In delivering Judgement, Mr Justice Moor was careful to say that his findings, in this case, are the exception rather than the rule and that in the vast majority of cases an equal division of capital is sufficient to make up for the lost career prospects of one of the parties. He says (at para 72):

“I have already made the point that, in many of these cases, the assets will be such that any loss is already covered by the applicant’s sharing claim. In other cases, the assets/income will be insufficient to justify such a claim in the first place. It follows that litigants should think long and hard before launching a claim for relationship generated disadvantage and they should not take this judgment as any sort of “green light” to do so unless the circumstances are truly exceptional.”

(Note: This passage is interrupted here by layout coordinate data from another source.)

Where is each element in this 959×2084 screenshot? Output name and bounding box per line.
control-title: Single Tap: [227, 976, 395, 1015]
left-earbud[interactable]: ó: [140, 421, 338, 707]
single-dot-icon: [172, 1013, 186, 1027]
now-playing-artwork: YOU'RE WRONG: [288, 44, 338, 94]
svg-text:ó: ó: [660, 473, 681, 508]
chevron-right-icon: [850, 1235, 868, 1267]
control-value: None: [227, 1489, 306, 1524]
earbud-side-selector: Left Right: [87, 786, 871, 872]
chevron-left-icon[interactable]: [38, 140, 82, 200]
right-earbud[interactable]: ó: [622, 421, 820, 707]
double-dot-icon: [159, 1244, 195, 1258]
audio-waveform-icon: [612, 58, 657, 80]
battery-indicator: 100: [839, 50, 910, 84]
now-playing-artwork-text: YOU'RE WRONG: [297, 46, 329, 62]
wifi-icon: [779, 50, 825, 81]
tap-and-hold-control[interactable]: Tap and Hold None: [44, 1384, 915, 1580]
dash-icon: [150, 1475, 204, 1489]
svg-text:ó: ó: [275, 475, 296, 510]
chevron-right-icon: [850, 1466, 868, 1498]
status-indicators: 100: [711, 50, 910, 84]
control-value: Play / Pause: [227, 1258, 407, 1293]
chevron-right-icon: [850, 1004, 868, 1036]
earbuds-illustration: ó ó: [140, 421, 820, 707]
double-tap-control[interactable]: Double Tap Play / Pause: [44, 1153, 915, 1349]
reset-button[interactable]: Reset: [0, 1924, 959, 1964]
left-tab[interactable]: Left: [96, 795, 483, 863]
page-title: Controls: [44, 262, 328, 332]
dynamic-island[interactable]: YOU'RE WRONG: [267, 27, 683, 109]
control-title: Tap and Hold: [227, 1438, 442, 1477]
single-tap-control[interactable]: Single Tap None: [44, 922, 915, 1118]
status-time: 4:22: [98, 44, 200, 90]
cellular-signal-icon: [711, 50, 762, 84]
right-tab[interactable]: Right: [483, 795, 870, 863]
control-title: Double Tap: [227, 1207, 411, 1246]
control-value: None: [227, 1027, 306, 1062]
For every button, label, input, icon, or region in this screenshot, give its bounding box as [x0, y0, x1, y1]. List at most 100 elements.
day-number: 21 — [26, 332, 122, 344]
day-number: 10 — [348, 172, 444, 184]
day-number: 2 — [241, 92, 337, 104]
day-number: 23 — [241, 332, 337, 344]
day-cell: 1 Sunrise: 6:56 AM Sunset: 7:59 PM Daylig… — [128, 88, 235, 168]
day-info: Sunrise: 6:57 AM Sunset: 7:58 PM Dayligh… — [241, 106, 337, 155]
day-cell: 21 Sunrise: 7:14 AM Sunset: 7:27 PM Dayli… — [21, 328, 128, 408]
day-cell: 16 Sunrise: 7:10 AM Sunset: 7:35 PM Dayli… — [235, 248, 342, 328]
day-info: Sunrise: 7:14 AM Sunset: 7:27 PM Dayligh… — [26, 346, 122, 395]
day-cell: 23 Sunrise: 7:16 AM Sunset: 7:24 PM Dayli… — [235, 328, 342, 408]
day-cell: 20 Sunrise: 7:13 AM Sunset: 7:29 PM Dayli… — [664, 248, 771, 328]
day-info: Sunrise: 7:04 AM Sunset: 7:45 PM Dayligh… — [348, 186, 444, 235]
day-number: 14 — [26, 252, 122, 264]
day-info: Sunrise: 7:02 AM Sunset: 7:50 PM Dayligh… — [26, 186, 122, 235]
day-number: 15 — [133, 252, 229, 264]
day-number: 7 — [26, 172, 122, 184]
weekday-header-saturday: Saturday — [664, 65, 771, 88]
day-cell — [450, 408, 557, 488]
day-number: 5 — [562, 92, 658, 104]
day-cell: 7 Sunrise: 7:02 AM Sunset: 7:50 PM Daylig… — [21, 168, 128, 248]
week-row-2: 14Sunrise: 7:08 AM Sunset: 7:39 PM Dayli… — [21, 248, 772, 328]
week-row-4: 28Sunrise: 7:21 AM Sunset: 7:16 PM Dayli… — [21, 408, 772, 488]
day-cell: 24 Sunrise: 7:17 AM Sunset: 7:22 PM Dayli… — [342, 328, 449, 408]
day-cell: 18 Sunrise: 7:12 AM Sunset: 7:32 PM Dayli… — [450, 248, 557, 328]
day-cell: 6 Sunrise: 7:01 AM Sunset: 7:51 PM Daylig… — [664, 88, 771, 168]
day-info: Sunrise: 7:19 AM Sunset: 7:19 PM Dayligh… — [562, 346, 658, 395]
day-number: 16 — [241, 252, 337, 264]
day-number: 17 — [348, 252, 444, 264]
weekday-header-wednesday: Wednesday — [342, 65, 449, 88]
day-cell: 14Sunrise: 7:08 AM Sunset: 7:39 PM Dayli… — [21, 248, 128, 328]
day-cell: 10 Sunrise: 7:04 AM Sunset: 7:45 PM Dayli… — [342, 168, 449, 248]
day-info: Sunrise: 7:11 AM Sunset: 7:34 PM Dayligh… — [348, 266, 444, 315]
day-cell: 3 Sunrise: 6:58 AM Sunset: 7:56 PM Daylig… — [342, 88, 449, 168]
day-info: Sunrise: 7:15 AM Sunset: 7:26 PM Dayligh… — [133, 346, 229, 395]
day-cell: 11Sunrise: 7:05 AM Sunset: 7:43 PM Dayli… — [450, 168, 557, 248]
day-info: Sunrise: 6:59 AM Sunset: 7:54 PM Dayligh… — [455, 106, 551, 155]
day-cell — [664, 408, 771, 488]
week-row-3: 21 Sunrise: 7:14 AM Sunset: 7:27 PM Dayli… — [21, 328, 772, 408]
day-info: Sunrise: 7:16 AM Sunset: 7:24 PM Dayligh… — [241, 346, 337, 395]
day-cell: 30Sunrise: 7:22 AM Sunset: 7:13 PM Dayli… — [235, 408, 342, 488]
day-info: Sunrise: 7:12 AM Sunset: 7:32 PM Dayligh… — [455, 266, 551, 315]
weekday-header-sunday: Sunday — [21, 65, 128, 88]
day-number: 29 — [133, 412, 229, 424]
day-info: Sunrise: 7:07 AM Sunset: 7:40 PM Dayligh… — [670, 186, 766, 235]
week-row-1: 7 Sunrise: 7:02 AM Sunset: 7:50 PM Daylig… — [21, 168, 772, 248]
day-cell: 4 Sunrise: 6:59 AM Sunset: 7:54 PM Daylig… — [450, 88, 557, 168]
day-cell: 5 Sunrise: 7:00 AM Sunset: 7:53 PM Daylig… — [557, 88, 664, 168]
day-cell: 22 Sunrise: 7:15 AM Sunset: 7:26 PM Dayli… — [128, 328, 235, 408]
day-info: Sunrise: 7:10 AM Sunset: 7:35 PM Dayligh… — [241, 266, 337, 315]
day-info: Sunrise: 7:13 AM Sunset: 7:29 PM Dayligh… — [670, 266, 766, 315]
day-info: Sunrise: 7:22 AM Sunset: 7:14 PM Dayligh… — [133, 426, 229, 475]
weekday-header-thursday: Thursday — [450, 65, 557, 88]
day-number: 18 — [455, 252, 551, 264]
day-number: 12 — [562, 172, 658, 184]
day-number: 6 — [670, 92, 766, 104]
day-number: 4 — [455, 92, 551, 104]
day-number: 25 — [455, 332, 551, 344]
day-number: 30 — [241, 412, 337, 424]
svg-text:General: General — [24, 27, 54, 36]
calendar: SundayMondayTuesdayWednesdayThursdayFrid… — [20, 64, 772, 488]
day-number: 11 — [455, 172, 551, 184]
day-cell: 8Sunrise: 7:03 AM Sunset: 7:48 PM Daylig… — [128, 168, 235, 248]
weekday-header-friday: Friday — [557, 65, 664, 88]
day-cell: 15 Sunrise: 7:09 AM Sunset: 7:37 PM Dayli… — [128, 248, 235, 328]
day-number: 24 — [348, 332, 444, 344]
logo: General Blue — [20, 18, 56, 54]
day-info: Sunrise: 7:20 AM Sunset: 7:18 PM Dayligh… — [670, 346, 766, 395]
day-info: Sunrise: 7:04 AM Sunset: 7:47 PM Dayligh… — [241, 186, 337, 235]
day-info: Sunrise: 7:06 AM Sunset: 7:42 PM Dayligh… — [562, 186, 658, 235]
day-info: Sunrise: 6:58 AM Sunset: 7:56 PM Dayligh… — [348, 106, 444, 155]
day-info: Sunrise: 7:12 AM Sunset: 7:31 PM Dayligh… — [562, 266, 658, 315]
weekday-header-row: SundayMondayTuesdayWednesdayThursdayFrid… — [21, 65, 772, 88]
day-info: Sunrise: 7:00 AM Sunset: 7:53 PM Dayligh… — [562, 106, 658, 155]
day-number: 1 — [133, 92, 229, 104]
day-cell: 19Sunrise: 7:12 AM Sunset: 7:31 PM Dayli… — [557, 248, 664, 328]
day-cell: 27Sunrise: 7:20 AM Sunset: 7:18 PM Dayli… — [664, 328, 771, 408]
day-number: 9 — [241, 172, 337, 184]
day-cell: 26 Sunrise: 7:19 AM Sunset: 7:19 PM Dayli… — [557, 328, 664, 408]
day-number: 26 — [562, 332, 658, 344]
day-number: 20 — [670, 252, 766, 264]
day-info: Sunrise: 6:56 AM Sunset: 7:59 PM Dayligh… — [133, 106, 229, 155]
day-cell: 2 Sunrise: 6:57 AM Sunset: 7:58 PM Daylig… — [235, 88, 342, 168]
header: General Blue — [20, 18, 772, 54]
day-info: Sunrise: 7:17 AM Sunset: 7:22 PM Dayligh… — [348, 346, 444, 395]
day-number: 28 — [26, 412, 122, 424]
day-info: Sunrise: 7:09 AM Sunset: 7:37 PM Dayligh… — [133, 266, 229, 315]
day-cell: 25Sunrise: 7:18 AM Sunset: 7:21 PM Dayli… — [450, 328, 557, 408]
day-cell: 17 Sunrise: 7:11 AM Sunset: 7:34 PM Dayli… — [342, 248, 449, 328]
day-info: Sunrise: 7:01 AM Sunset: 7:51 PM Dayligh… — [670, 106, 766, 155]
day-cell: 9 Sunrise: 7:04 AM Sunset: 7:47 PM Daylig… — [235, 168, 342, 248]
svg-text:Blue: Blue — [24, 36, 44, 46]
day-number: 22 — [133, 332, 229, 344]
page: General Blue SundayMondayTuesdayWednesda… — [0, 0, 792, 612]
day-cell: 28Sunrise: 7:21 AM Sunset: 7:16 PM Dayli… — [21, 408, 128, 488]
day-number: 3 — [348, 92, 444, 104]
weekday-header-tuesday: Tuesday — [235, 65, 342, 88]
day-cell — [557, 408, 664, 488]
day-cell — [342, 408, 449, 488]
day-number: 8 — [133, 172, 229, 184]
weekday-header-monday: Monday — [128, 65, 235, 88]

In this case, however, the assets were in the region of £10 million and were sufficient to share equally whilst still generously providing for the needs of both parties. This level of wealth made an additional compensation award to the wife possible.

The extraordinary Judgment of RC v JC shows that a claim for relationship generated disadvantage is possible, but clearly, the threshold for obtaining such compensation is incredibly high. Sadly, for the vast majority of families, the assets are simply insufficient to enable an additional compensation claim.